Une vie donnée

autelAujourd’hui, veille du Jeudi-Saint et donc du grand Triduum pendant lequel nous célébrons la mort et la Résurrection de Jésus, et en particulier l’institution de la Sainte Cène, j’ai souhaité donner la parole à Saint Augustin, pour un magnifique texte exhortatif entendu à l’office des Vigiles. Sans doute est-il opportun de rappeler, pour mieux entendre ce texte, qu’un usage très ancien dans l’Eglise invitait à célébrer l’Eucharistie sur le tombeau des martyrs. Voici ce qu’en dit mon amie Blandine Dominique Berger dans son ouvrage sur « Le drame liturgique de Pâques » (p. 262) : « A Rome, des la fin du IV° siècle, on prit l’habitude de célébrer l’Eucharistie près du tombeau des martyrs : et même sur les tombeaux des martyrs pour signifier que le sacrifice consenti par les chrétiens pour leur foi ne faisait qu’un avec celui du Christ. Peu à peu cet usage devint une règle universelle à travers tout l’Occident, mais il ne gagna pas l’Orient.

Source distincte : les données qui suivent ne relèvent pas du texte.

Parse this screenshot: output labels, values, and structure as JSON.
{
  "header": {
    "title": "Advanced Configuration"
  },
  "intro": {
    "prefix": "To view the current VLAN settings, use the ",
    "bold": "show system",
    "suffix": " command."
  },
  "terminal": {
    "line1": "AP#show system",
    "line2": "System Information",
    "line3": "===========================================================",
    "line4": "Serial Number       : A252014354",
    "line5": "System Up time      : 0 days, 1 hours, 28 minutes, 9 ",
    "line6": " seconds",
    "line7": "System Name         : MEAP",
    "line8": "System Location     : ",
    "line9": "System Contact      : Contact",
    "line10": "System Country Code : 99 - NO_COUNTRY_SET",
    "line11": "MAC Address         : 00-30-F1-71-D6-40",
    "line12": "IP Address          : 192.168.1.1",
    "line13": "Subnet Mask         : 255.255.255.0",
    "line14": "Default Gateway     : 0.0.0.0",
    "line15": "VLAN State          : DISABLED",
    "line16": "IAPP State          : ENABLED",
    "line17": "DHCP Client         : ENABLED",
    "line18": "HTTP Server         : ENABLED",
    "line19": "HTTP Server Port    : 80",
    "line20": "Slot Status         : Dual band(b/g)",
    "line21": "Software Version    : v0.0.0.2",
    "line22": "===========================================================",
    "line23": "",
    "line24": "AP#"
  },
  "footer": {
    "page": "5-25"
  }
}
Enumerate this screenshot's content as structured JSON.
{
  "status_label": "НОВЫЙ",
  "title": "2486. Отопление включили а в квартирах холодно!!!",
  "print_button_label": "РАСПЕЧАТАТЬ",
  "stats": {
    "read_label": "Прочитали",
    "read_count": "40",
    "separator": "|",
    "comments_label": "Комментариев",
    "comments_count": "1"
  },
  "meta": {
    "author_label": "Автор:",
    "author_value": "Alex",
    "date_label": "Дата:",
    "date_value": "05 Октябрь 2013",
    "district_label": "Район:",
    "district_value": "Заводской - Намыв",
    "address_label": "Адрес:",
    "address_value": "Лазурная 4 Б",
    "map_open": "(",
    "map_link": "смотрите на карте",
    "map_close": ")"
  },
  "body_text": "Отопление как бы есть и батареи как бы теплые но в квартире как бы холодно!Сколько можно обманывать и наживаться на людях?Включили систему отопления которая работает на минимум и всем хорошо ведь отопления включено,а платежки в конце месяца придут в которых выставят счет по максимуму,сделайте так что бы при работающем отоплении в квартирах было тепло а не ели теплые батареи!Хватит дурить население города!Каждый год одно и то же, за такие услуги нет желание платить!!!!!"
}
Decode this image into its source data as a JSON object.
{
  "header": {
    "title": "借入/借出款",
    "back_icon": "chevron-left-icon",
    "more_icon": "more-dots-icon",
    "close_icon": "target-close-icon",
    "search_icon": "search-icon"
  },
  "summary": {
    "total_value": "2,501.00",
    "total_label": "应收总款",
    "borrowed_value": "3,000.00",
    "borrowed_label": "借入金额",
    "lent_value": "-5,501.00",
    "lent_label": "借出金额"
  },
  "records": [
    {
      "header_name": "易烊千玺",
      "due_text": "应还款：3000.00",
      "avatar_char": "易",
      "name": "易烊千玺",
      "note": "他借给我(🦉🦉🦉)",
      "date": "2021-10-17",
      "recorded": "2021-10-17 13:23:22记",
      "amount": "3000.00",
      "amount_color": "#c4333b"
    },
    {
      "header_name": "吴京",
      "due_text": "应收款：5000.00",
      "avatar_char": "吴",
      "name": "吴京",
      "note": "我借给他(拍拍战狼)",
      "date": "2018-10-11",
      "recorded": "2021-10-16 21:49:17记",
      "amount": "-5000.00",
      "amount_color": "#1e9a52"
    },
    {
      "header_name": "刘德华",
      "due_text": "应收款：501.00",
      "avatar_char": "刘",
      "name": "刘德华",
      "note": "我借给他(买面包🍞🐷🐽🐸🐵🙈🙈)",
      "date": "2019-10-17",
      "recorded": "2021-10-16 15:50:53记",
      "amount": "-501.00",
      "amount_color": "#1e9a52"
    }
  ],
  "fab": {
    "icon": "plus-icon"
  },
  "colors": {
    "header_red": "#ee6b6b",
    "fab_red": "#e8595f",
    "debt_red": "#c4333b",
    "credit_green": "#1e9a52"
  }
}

A défaut du corps d‘un martyr on déposa sous l’autel, puis dans l’autel lui-même, quelques reliques de martyrs. Table du Seigneur, l’autel est donc aussi secondairement le tombeau des martyrs ».

Maintenant donc, un extrait du texte de saint Augustin, tiré de son « Commentaire sur l’évangile de Jean » :

« La plénitude de l’amour dont nous devons nous chérir mutuellement, frères très chers, le Seigneur l’a définie lorsqu’il a dit : Il n’y a pas de plus grand amour que de donner sa vie pour ses amis. ~ Il en découle ce que le même évangéliste saint Jean dit dans sa lettre : De même que le Christ a donné sa vie pour nous, de même devons-nous donner notre vie pour nos frères. Oui, nous devons nous aimer mutuellement comme il nous a aimés, lui qui a donné sa vie pour nous.

C’est bien ce qu’on lit dans les Proverbes de Salomon : Si tu t’assieds à la table d’un grand, regarde bien les mets qui te sont servis, et prépare-toi à l’action, car tu sais que tu dois lui en offrir autant. Quelle est cette table d’un grand, sinon celle où l’on consomme le corps et le sang de celui qui a donné sa vie pour nous ? Qu’est-ce que s’y asseoir, sinon y prendre place humblement ? Qu’est-ce que bien regarder les mets qui te sont servis, sinon prendre conscience d’une si grande grâce ? Qu’est-ce que te préparer à l’action parce que tu dois lui en offrir autant, sinon ce que j’ai déjà dit : que nous devons donner notre vie pour nos frères comme le Christ a donné sa vie pour nous ? Comme le dit en effet l’Apôtre Pierre : Le Christ a souffert pour nous et nous a laissé son exemple afin que nous suivions ses traces : c’est cela, lui en offrir autant. C’est ce que les martyrs ont fait avec un ardent amour. Si nos célébrations sur leurs tombeaux ont un sens, si nous prenons place à la table du Seigneur, pour le banquet où ils se sont eux-mêmes rassasiés, il faut que, comme eux, nous sachions en offrir autant.

C’est pourquoi nous faisons mémoire des martyrs, en prenant place à cette table, non pas afin de prier pour eux, comme pour les autres défunts qui reposent dans la paix : c’est bien plutôt afin qu’ils prient pour nous, et que nous suivions leurs traces. Car ils ont accompli cet amour dont le Seigneur a dit qu’il ne peut en être de plus grand. Ils ont offert à leurs frères cela même qu’ils ont reçu à la table du Seigneur ».